Cutler C W, Arnold R R, Schenkein H A
Department of Stomatology, University of Texas at Houston 77030.
J Immunol. 1993 Dec 15;151(12):7016-29.
In the face of an apparently competent immune response to Porphyromonas gingivalis, it is unclear how P. gingivalis evades the immune response and persists in human periodontitis.
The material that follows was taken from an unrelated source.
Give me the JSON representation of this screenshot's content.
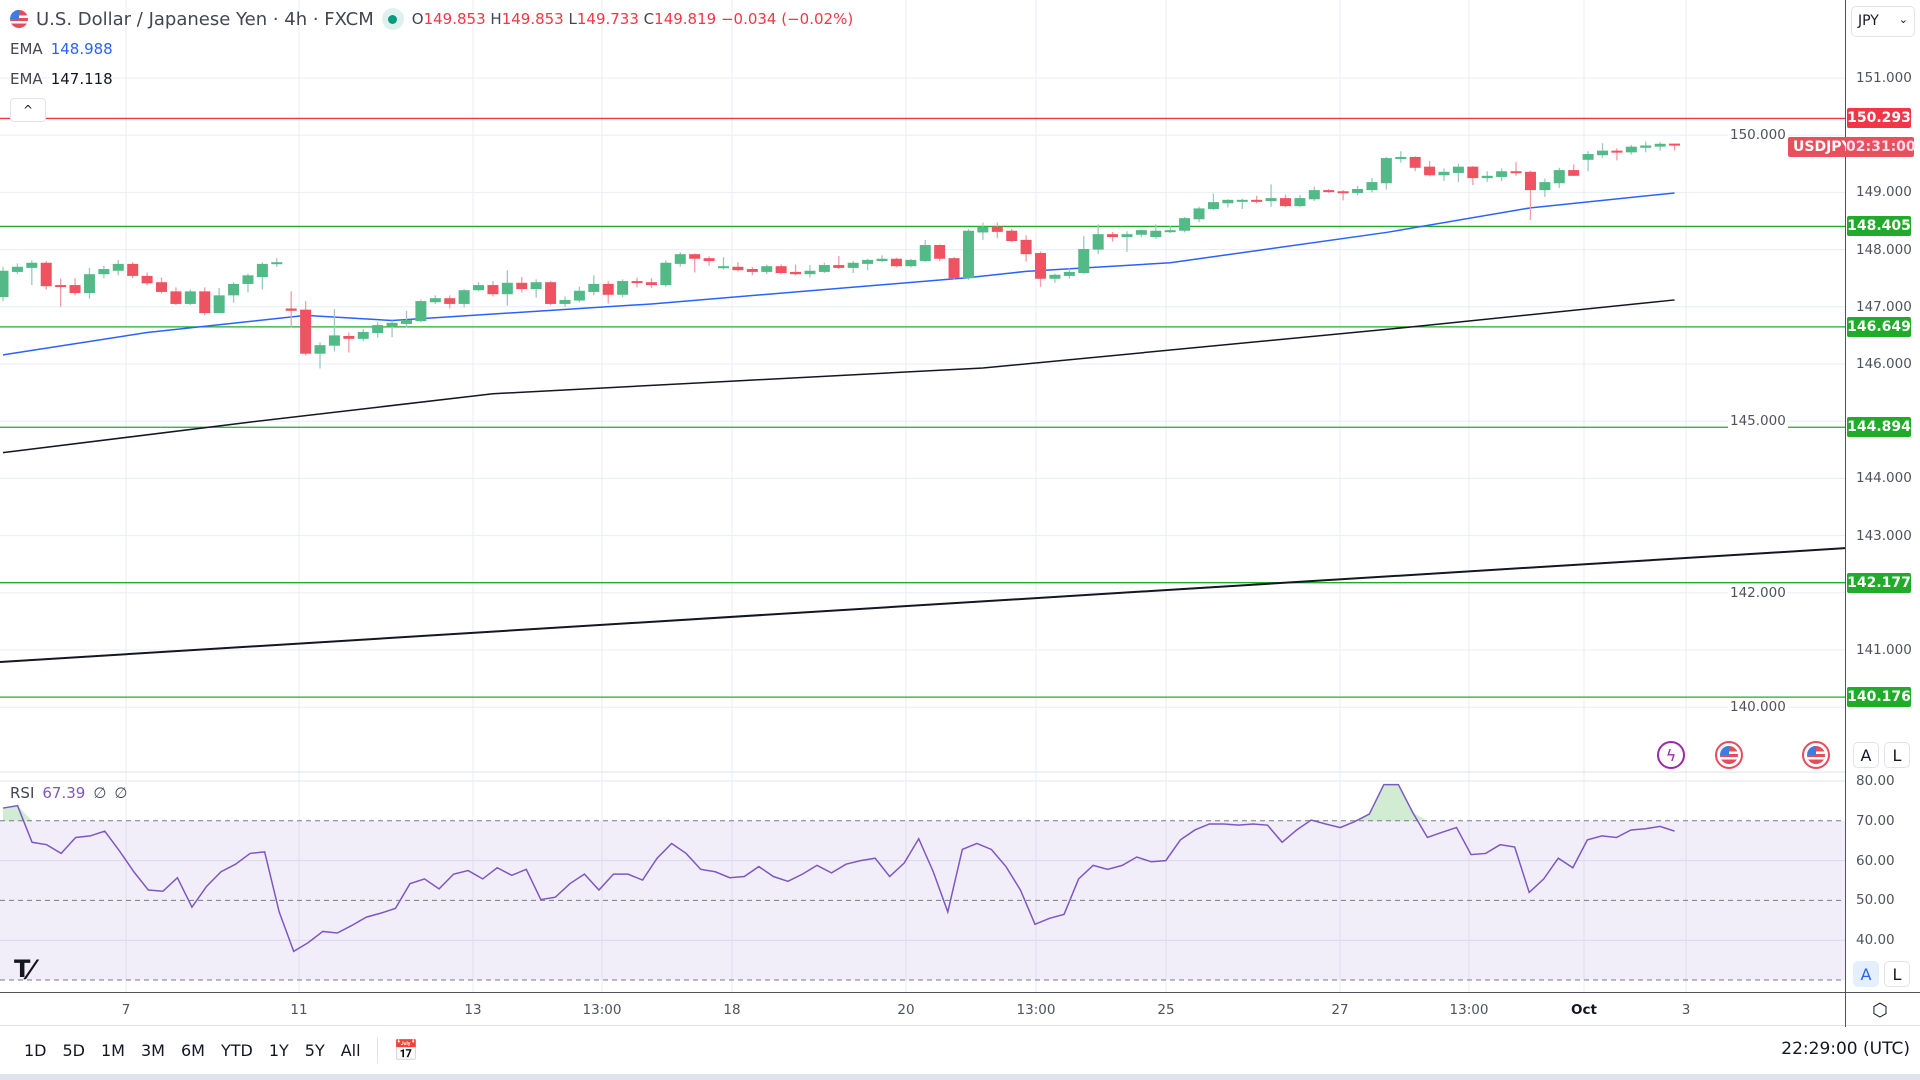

Particularly germane may be its ability to resist phagocytosis by degrading and not binding serum opsonins. In our study, the resistance by invasive (W83 and A7436) and noninvasive (ATCC 33277) P. gingivalis strains to phagocytosis by human neutrophils was compared with their C3- and IgG-proteolytic activity. The ability of opsonic human serum antibody to inhibit C3 proteolysis was also evaluated. Our results indicate that the more phagocytosis-resistant invasive strains accumulate less 125I-C3 than the noninvasive strain; moreover, invasive strains degrade complement C3 in a dose-dependent manner, inhibitable by rabbit antiserum or adult periodontitis serum. Opsonization and C3 accumulation on strain A7436 were both facilitated by pretreatment with rabbit antiserum, certain adult periodontitis sera, protease inhibitors (p-chloromercuriphenylsulfonic acid, N alpha-p-tosyl-L-lysine chloromethyl ketone, diisopropylfluorophosphate), heat (60 degrees C, 15 min), and were Mg2+ dependent. The sera from 13 human subjects with or without periodontitis were assayed for antibody titers to P. gingivalis (ELISA units), opsonic activity (% of PMN engaged in phagocytosis) and enhancement of C3 accumulation. Statistically significant associations were observed between % of PMN engaged in phagocytosis and % C3 accumulation, between % of PMN engaged in phagocytosis and ELISA units and between % C3 accumulation and ELISA units. Degradation of purified rabbit IgG, but not specific antibody-containing rabbit IgG by P. gingivalis A7436 was observed, and was inhibited by diisopropyl fluorophosphate (DFP) or cold (2 degrees C). Our data suggest that C3 and IgG cleavage by P. gingivalis proteases are inhibitable by antibody and are contributory factors in, but are not the sole determinants of, phagocytosis resistance.
面对针对牙龈卟啉单胞菌的明显有效的免疫反应,尚不清楚牙龈卟啉单胞菌如何逃避免疫反应并在人类牙周炎中持续存在。其通过降解而非结合血清调理素来抵抗吞噬作用的能力可能尤为关键。在我们的研究中,将侵袭性(W83和A7436)和非侵袭性(ATCC 33277)牙龈卟啉单胞菌菌株对人中性粒细胞吞噬作用的抵抗力与其C3和IgG蛋白水解活性进行了比较。还评估了调理人血清抗体抑制C3蛋白水解的能力。我们的结果表明,与非侵袭性菌株相比,更具抗吞噬作用的侵袭性菌株积累的125I-C3更少;此外,侵袭性菌株以剂量依赖的方式降解补体C3,兔抗血清或成人牙周炎血清可抑制这种降解。用兔抗血清、某些成人牙周炎血清、蛋白酶抑制剂(对氯汞苯磺酸、Nα-对甲苯磺酰-L-赖氨酸氯甲基酮、二异丙基氟磷酸)、加热(60℃,15分钟)预处理均促进了菌株A7436上的调理作用和C3积累,且这些过程依赖Mg2+。检测了13名有或无牙周炎的人类受试者血清中针对牙龈卟啉单胞菌的抗体滴度(ELISA单位)、调理活性(参与吞噬作用的PMN的百分比)和C3积累的增强情况。观察到参与吞噬作用的PMN百分比与C3积累百分比之间、参与吞噬作用的PMN百分比与ELISA单位之间以及C3积累百分比与ELISA单位之间存在统计学上的显著关联。观察到牙龈卟啉单胞菌A7436可降解纯化的兔IgG,但不能降解含特异性抗体的兔IgG,二异丙基氟磷酸(DFP)或低温(2℃)可抑制这种降解。我们的数据表明,牙龈卟啉单胞菌蛋白酶对C3和IgG的裂解可被抗体抑制,是抗吞噬作用的促成因素,但不是唯一决定因素。